How to remove a column from a csv file while loading a file?


I want to remove the particular column from the csv file and load it into database using mlcp.

My csv file contains:

URI,EmpId,Name,age,gender,salary
1/Niranjan,1,Niranjan,35,M,1000
2/Deepan,2,Deepan,25,M,2000
3/Mehul,3,Mehul,28,M,3000

I want to use that URI column as the uri for the document and also that uri column should be skipped/removed in the inserted document.

How to do it??


Solution

  • Your best bet when using MLCP and not in MarkLogic Data Hub context is using MLCP tranforms. You can find some explanation, and a few examples here:

    Transforming Content During Ingestion

    In case you are converting your CSV to JSON, you could use something like the following..
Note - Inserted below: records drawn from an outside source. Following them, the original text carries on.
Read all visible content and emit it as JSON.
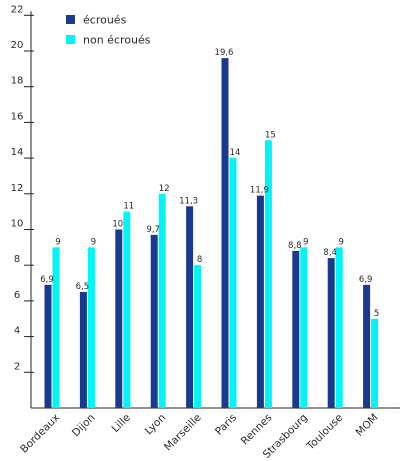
{
  "chart_data": {
    "type": "bar",
    "categories": [
      "Bordeaux",
      "Dijon",
      "Lille",
      "Lyon",
      "Marseille",
      "Paris",
      "Rennes",
      "Strasbourg",
      "Toulouse",
      "MOM"
    ],
    "series": [
      {
        "name": "écroués",
        "color": "#1a3a8f",
        "values": [
          6.9,
          6.5,
          10,
          9.7,
          11.3,
          19.6,
          11.9,
          8.8,
          8.4,
          6.9
        ],
        "labels": [
          "6,9",
          "6,5",
          "10",
          "9,7",
          "11,3",
          "19,6",
          "11,9",
          "8,8",
          "8,4",
          "6,9"
        ]
      },
      {
        "name": "non écroués",
        "color": "#00f5f8",
        "values": [
          9,
          9,
          11,
          12,
          8,
          14,
          15,
          9,
          9,
          5
        ],
        "labels": [
          "9",
          "9",
          "11",
          "12",
          "8",
          "14",
          "15",
          "9",
          "9",
          "5"
        ]
      }
    ],
    "yticks": [
      2,
      4,
      6,
      8,
      10,
      12,
      14,
      16,
      18,
      20,
      22
    ],
    "ylim": [
      0,
      22
    ],
    "grid": false,
    "legend_position": "top-left"
  }
}
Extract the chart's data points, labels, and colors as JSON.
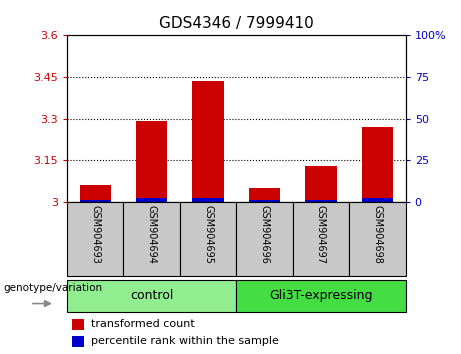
{
  "title": "GDS4346 / 7999410",
  "samples": [
    "GSM904693",
    "GSM904694",
    "GSM904695",
    "GSM904696",
    "GSM904697",
    "GSM904698"
  ],
  "red_values": [
    3.06,
    3.29,
    3.435,
    3.05,
    3.13,
    3.27
  ],
  "blue_values": [
    0.005,
    0.012,
    0.012,
    0.005,
    0.008,
    0.012
  ],
  "ymin": 3.0,
  "ymax": 3.6,
  "yticks": [
    3.0,
    3.15,
    3.3,
    3.45,
    3.6
  ],
  "ytick_labels": [
    "3",
    "3.15",
    "3.3",
    "3.45",
    "3.6"
  ],
  "right_yticks": [
    0,
    25,
    50,
    75,
    100
  ],
  "right_ytick_labels": [
    "0",
    "25",
    "50",
    "75",
    "100%"
  ],
  "groups": [
    {
      "label": "control",
      "start": 0,
      "end": 3,
      "color": "#90EE90"
    },
    {
      "label": "Gli3T-expressing",
      "start": 3,
      "end": 6,
      "color": "#44DD44"
    }
  ],
  "bar_width": 0.55,
  "red_color": "#CC0000",
  "blue_color": "#0000CC",
  "plot_bg": "#ffffff",
  "left_tick_color": "#CC0000",
  "right_tick_color": "#0000CC",
  "legend_red_label": "transformed count",
  "legend_blue_label": "percentile rank within the sample",
  "genotype_label": "genotype/variation",
  "sample_box_color": "#C8C8C8",
  "title_fontsize": 11,
  "bar_label_fontsize": 7,
  "group_label_fontsize": 9,
  "legend_fontsize": 8
}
    Save this as /strip-columns.sjs in your modules database:

    /* jshint node: true */
    /* global xdmp */
    
    exports.transform = function(content, context) {
      'use strict';
    
      /* jshint camelcase: false */
      var stripColumns = (context.transform_param !== undefined) ? context.transform_param.split(/,/) : [];
      /* jshint camelcase: true */
    
      // detect JSON, assumes uri has correct extension
      if (xdmp.uriFormat(content.uri) === 'json') {
    
        // Convert input to mutable object for manipulation
        var newDoc = content.value.toObject();
        Object.keys(newDoc)
        .map(function(key) {
          if (stripColumns.indexOf(key) > -1) {
            delete newDoc[key];
          }
        });
    
        // Convert result back into a document
        content.value = newDoc;
    
      }
    
      // return updated content object
      return content;
    };
    

    And then you'd invoke it with something like this:

    mlcp.sh import -input_file_path test.csv -input_file_type delimited_text -uri_id URI -document_type json -output_uri_prefix / -output_uri_suffix .json -output_collections data,type/csv,format/json -output_permissions app-user,read -transform_module /strip-columns.sjs -transform_param URI
    

    HTH!